Of note, 30% of total body Na+ content is located in the interstitial space, including that of the skin, which, therefore, represents a Na+ reservoir [3]. However, even though the skin is a relatively easily accessible tissue where to measure the Na+, K+, and water content, only scant data exist thus far. In fact, the only study available has investigated heterogenous series of patients, who were on treatment with multiple antihypertensive agents [5], many of which, as diuretics, and blockers of the renin-angiotensin system, are known to affect renal handling and, therefore, body content of Na+ [6].
We have herein developed a protocol registered at Clinicaltrial.gov [NCT06090617] that could help in avoiding the common biases that affect the findings and their interpretation when investigating the skin content of Na+, K+, and water. This was originally conceived to be applied to primary aldosteronism (PA), because it represents the prototype of salt-dependent human HT, and is surgically curable in the vast majority of the patients, who have unilateral PA. Accordingly, re-investigation of the PA patients after surgical cure will allow to infer a causal relationship between hyperaldosteronism and the water and electrolyte content abnormalities that will eventually be detected. This study design pays utmost attention to the potential effect of confounders and can easily be implemented to investigate other forms of human HT and, by at large, cardiovascular conditions where Na+ is held to play an important role as, for example, heart failure.
2 Materials and Methods
2.1 Aims and Primary Endpoints
The primary goal of this study is to test the hypothesis that the Na+, K+, and water content in the skin, is altered in PA, the prototype of salt-dependent hypertension. We will also test the hypothesis that these alterations are corrected by surgical cure of PA. Additional goals are to determine if there is more Na+ and less K+ deposition in PA patients as compared to hypertensive patients without PA, and to healthy normotensive controls and if these changes are associated with altered expression of Tonicity-responsive Enhancer Binding Protein (TonEBP, NFAT5) mRNA copy number, taken as an index of tissue osmotic stress.
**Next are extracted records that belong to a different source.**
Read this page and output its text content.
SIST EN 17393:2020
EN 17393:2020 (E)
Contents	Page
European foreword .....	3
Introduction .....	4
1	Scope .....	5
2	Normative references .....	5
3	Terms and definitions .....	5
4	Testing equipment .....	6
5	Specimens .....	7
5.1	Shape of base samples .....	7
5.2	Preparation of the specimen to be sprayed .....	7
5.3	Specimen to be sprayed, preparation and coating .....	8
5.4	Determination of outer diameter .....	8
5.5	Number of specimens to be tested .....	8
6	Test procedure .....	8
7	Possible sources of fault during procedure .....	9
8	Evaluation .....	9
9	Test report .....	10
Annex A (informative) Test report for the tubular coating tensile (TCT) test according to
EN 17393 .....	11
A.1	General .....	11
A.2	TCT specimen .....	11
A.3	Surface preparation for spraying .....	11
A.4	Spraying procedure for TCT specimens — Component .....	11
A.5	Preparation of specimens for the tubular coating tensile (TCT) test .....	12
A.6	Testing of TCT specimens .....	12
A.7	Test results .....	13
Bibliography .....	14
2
Besides TonEBP expression, also its cellular localization (cytoplasmic or nuclear), and the resulting protein expression will be assessed. To this end, molecules involved in the VEGF-C/VEGFR3/ERK-AKT pathway will be quantified as indicators of enhanced neo-lympho-angiogenesis [5].
2.2 Study Design
This study was conceived as a within-patient prospective observational clinical study. Its schematic layout is shown in Fig. 1 along with its primary endpoints. Four study arms will be considered: (1) PA group 1: conclusive diagnosis of unilateral PA (uPA); (2) PA group 2: presumed diagnosis of bilateral PA (bilPA) [7]; (3) PH Group 3: primary (essential) hypertension (PH); (4) Group 4: normotensive control patients undergoing surgery for benign conditions other than cardiovascular disease.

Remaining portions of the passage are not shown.